Efficient algorithms to train large models on large datasets have been critical to the recent successes in machine learning and deep learning. This course will introduce students to both the theoretical principles behind such algorithms as well as practical implementation considerations. Topics include convergence properties of first-order optimization techniques such as stochastic gradient descent, adaptive learning rate schemes, and momentum.

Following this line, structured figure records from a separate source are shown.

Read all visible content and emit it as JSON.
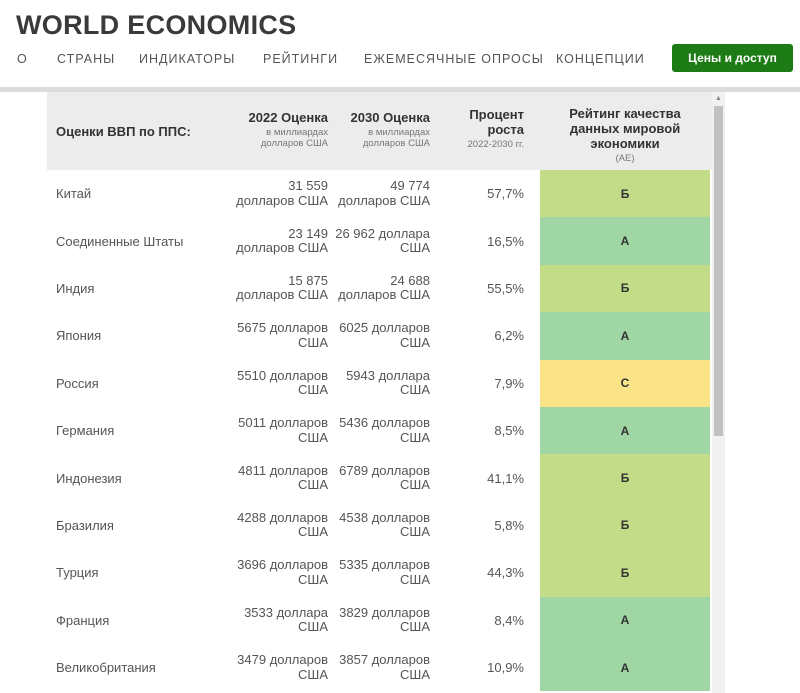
{
  "brand": {
    "logo_text": "WORLD ECONOMICS"
  },
  "nav": {
    "items": [
      "О",
      "СТРАНЫ",
      "ИНДИКАТОРЫ",
      "РЕЙТИНГИ",
      "ЕЖЕМЕСЯЧНЫЕ ОПРОСЫ",
      "КОНЦЕПЦИИ"
    ],
    "cta_label": "Цены и доступ"
  },
  "table": {
    "headers": {
      "country": "Оценки ВВП по ППС:",
      "est2022_title": "2022 Оценка",
      "est2022_sub": "в миллиардах долларов США",
      "est2030_title": "2030 Оценка",
      "est2030_sub": "в миллиардах долларов США",
      "growth_title": "Процент роста",
      "growth_sub": "2022-2030 гг.",
      "rating_title": "Рейтинг качества данных мировой экономики",
      "rating_sub": "(AE)"
    },
    "rows": [
      {
        "country": "Китай",
        "est2022": "31 559 долларов США",
        "est2030": "49 774 долларов США",
        "growth": "57,7%",
        "rating": "Б"
      },
      {
        "country": "Соединенные Штаты",
        "est2022": "23 149 долларов США",
        "est2030": "26 962 доллара США",
        "growth": "16,5%",
        "rating": "А"
      },
      {
        "country": "Индия",
        "est2022": "15 875 долларов США",
        "est2030": "24 688 долларов США",
        "growth": "55,5%",
        "rating": "Б"
      },
      {
        "country": "Япония",
        "est2022": "5675 долларов США",
        "est2030": "6025 долларов США",
        "growth": "6,2%",
        "rating": "А"
      },
      {
        "country": "Россия",
        "est2022": "5510 долларов США",
        "est2030": "5943 доллара США",
        "growth": "7,9%",
        "rating": "С"
      },
      {
        "country": "Германия",
        "est2022": "5011 долларов США",
        "est2030": "5436 долларов США",
        "growth": "8,5%",
        "rating": "А"
      },
      {
        "country": "Индонезия",
        "est2022": "4811 долларов США",
        "est2030": "6789 долларов США",
        "growth": "41,1%",
        "rating": "Б"
      },
      {
        "country": "Бразилия",
        "est2022": "4288 долларов США",
        "est2030": "4538 долларов США",
        "growth": "5,8%",
        "rating": "Б"
      },
      {
        "country": "Турция",
        "est2022": "3696 долларов США",
        "est2030": "5335 долларов США",
        "growth": "44,3%",
        "rating": "Б"
      },
      {
        "country": "Франция",
        "est2022": "3533 доллара США",
        "est2030": "3829 долларов США",
        "growth": "8,4%",
        "rating": "А"
      },
      {
        "country": "Великобритания",
        "est2022": "3479 долларов США",
        "est2030": "3857 долларов США",
        "growth": "10,9%",
        "rating": "А"
      }
    ]
  },
  "colors": {
    "cta_green": "#1d7b15",
    "header_bg": "#ececec",
    "rating_A": "#9fd6a3",
    "rating_B": "#c3dc88",
    "rating_C": "#fae487"
  }
}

Particular focus will be given to the stochastic optimization problems with non-convex loss surfaces typically present in modern deep learning problems.

Syllabus with meeting time and zoom link (BU login required)

Topics

Stochastic Gradient Descent
Momentum-based optimization, and accelerated gradient descent.
Adaptive gradient methods, including AdaGrad and Adam.
Normalized stochastic gradient descent, LARS and LAMB.
Large batch size optimization.
Stochastic preconditioning.
Memory-efficiency techniques.
Learning rate scheduling.
Hyperparameter tuning.
Second-order optimization and hessian-vector products.
Variance reduction.

Prerequisites

Ability to program in Python. Some experience with linear algebra, calculus, and probability. Example concepts that should be familiar include gradients, eigenvectors, eigenvalues, Taylor series, and expectations.